Liputan6.com, Padang - Kasus kekerasan pada perempuan dan anak di Sumatera Barat sepanjang 2021 mengalami peningkatan dibanding tahun sebelumnya.

Direktur Nurani Perempuan Women’s Crisis Center, Rahmi Merry Yenti mengatakan pada 2020, pihaknya menangani sebanyak 94 kasus, sedangkan pada tahun 2021 ada sebanyak 104 kasus.

Dari total kasus tersebut, kekerasan dalam rumah tangga merupakan kasus paling banyak yakni 47 kasus atau meningkat dari sebelumnya 32 kasus.

"Hal ini menggambarkan bahwa rumah yang seharusnya menjadi tempat sosialisasi primer bagi anak, namun saat ini rumah menjadi pusat terjadinya kekerasan," kata Merry (10/1/2021).

Kemudian kasus lainnya yakni pemerkosaan, pada 2021 jumlah kasusnya mencapai 26 kasus, sementara pada 2020 terdapat 34 kasus.

Sejumlah kasus lainnya seperti sodomi terjadi sebanyak 4 kali pada 2021, pelecehan seksual 15 kasus, kekerasan berbasis gender online 9 kasus.

"Untuk korban, rata-rata berpendidikan, ini mematahkan stigma masyarakat yang mengatakan bahwa kekerasan terjadi karena pendidikan masyarakat yang rendah, sehingga ada ketakutan untuk menolak terjadinya kekerasan," jelasnya.

Nyatanya, lanjut Merry, data dari Nurani Perempuan menunjukkan bahwa para korban rata-rata sekolah dan berpendidikan tinggi, di antaranya sebanyak 29 korban tamat SMA, 26 korban tamat SD, 20 korban tamat SMP, 16 korban S1, 8 korban belum sekolah, 3 korban D3, 1 korban SDLB, dan 1 korban S2.

 

 

Saksikan juga video pilihan berikut ini:

Pelaku Orang Terdekat Korban

Data ini menggambarkan bahwa pendidikan tinggi tidak menjamin seseorang bisa terhindar dari tindakan kekerasan berbasis gender, kekerasan berbasis gender terjadi karena adanya relasi kuasa yang timpang antara perempuan dengan laki-laki ditambah lagi budaya patriarki yang mengakar sangat kuat di tengah masyarakat.

"Sehingga para pelaku kekerasan dengan mudahnya membangun relasi yang tidak sehat sebagai modus dalam menguasai korbannya," jelasnya.
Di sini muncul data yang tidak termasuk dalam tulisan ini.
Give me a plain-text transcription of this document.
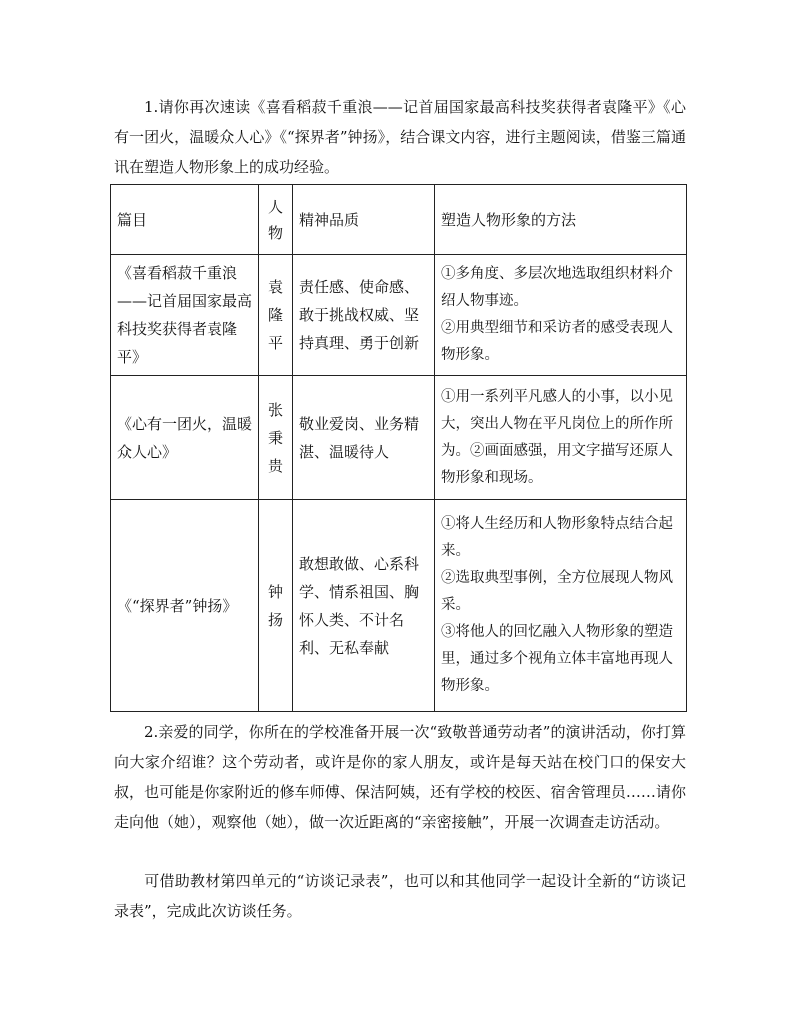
1.请你再次速读《喜看稻菽千重浪——记首届国家最高科技奖获得者袁隆平》《心有一团火，温暖众人心》《“探界者”钟扬》，结合课文内容，进行主题阅读，借鉴三篇通讯在塑造人物形象上的成功经验。

篇目	人物	精神品质	塑造人物形象的方法
《喜看稻菽千重浪——记首届国家最高科技奖获得者袁隆平》	袁隆平	责任感、使命感、敢于挑战权威、坚持真理、勇于创新	①多角度、多层次地选取组织材料介绍人物事迹。
②用典型细节和采访者的感受表现人物形象。

《心有一团火，温暖众人心》	张秉贵	敬业爱岗、业务精湛、温暖待人	①用一系列平凡感人的小事，以小见大，突出人物在平凡岗位上的所作所为。②画面感强，用文字描写还原人物形象和现场。

《“探界者”钟扬》	钟扬	敢想敢做、心系科学、情系祖国、胸怀人类、不计名利、无私奉献	①将人生经历和人物形象特点结合起来。
②选取典型事例，全方位展现人物风采。
③将他人的回忆融入人物形象的塑造里，通过多个视角立体丰富地再现人物形象。

2.亲爱的同学，你所在的学校准备开展一次“致敬普通劳动者”的演讲活动，你打算向大家介绍谁？这个劳动者，或许是你的家人朋友，或许是每天站在校门口的保安大叔，也可能是你家附近的修车师傅、保洁阿姨，还有学校的校医、宿舍管理员……请你走向他（她），观察他（她），做一次近距离的“亲密接触”，开展一次调查走访活动。

可借助教材第四单元的“访谈记录表”，也可以和其他同学一起设计全新的“访谈记录表”，完成此次访谈任务。
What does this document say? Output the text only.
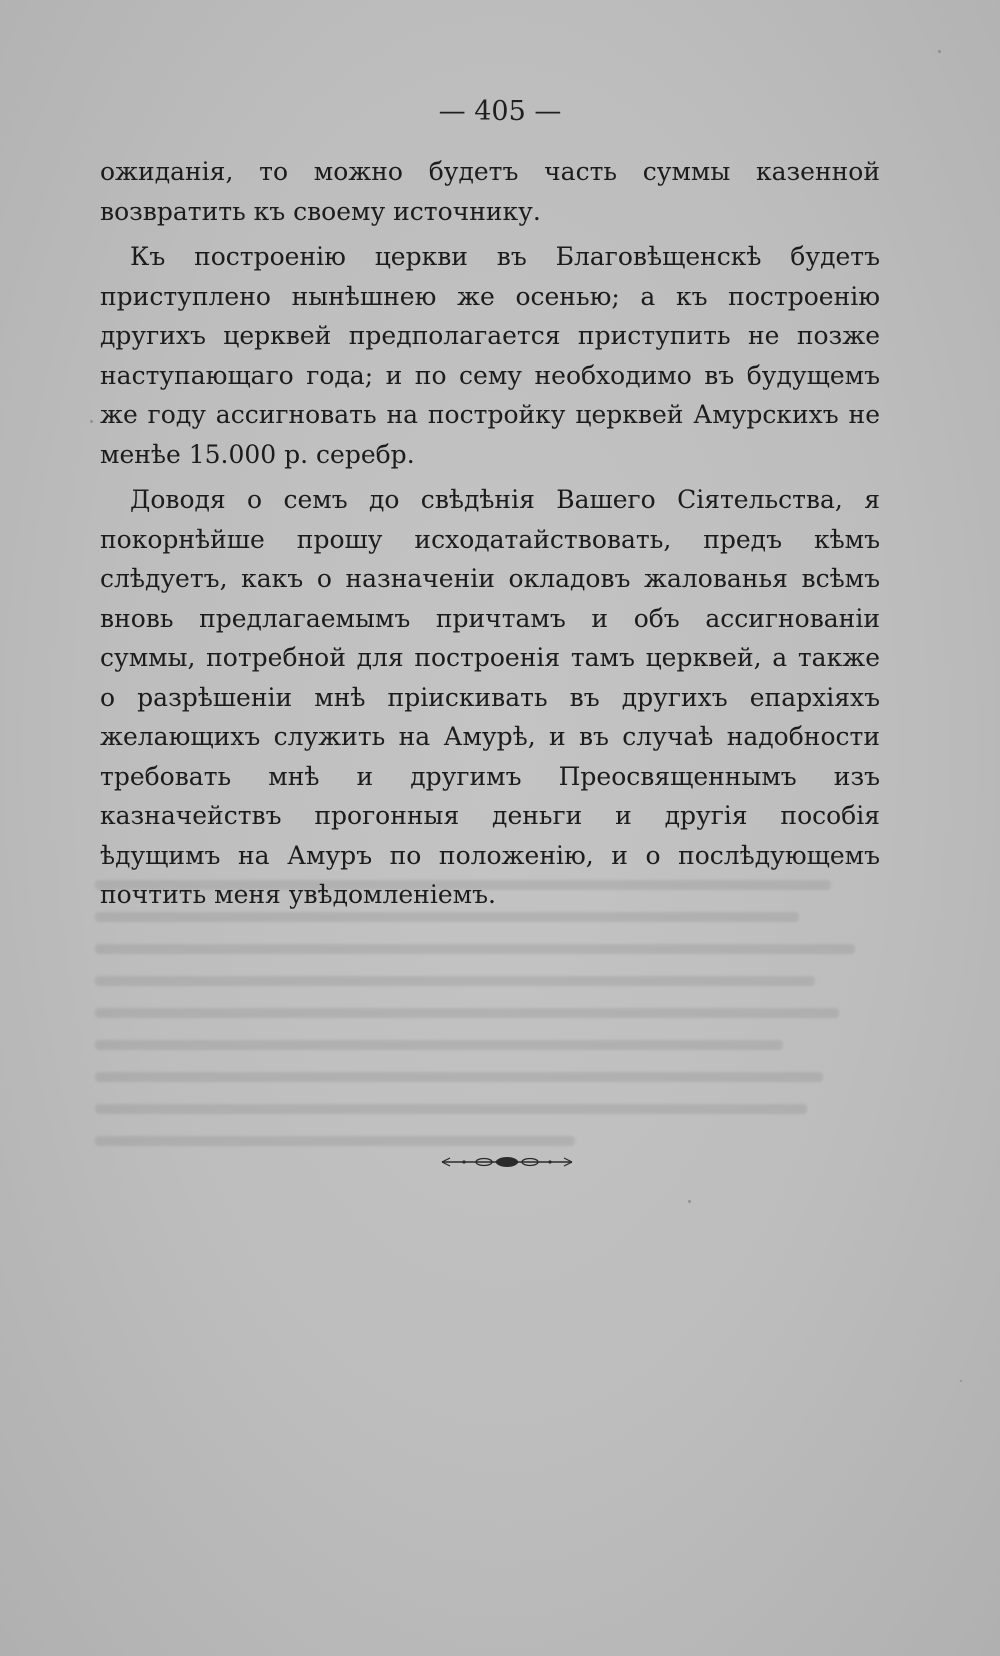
— 405 —

ожиданія, то можно будетъ часть суммы казенной возвратить къ своему источнику.

Къ построенію церкви въ Благовѣщенскѣ будетъ приступлено нынѣшнею же осенью; а къ построенію другихъ церквей предполагается приступить не позже наступающаго года; и по сему необходимо въ будущемъ же году ассигновать на постройку церквей Амурскихъ не менѣе 15.000 р. серебр.

Доводя о семъ до свѣдѣнія Вашего Сіятельства, я покорнѣйше прошу исходатайствовать, предъ кѣмъ слѣдуетъ, какъ о назначеніи окладовъ жалованья всѣмъ вновь предлагаемымъ причтамъ и объ ассигнованіи суммы, потребной для построенія тамъ церквей, а также о разрѣшеніи мнѣ пріискивать въ другихъ епархіяхъ желающихъ служить на Амурѣ, и въ случаѣ надобности требовать мнѣ и другимъ Преосвященнымъ изъ казначействъ прогонныя деньги и другія пособія ѣдущимъ на Амуръ по положенію, и о послѣдующемъ почтить меня увѣдомленіемъ.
Kemudian untuk pelaku, sebutnya, ada 26 ragam pelaku dari 104 kasus dan semua itu adalah orang-orang terdekat atau dikenal korban, di antaranya suami, pacar, tetangga, ayah kandung, paman, hingga tetangga korban.

Pelaku melakukan tindakan kekerasan fisik, psikis, dan seksual di dalam rumah. Rumah yang seharusnya menjadi tempat berlindung dari bahaya dan ancaman ternyata rumah menjadi tempat meyeramkan dan meninggalkan trauma yang panjang bagi korban.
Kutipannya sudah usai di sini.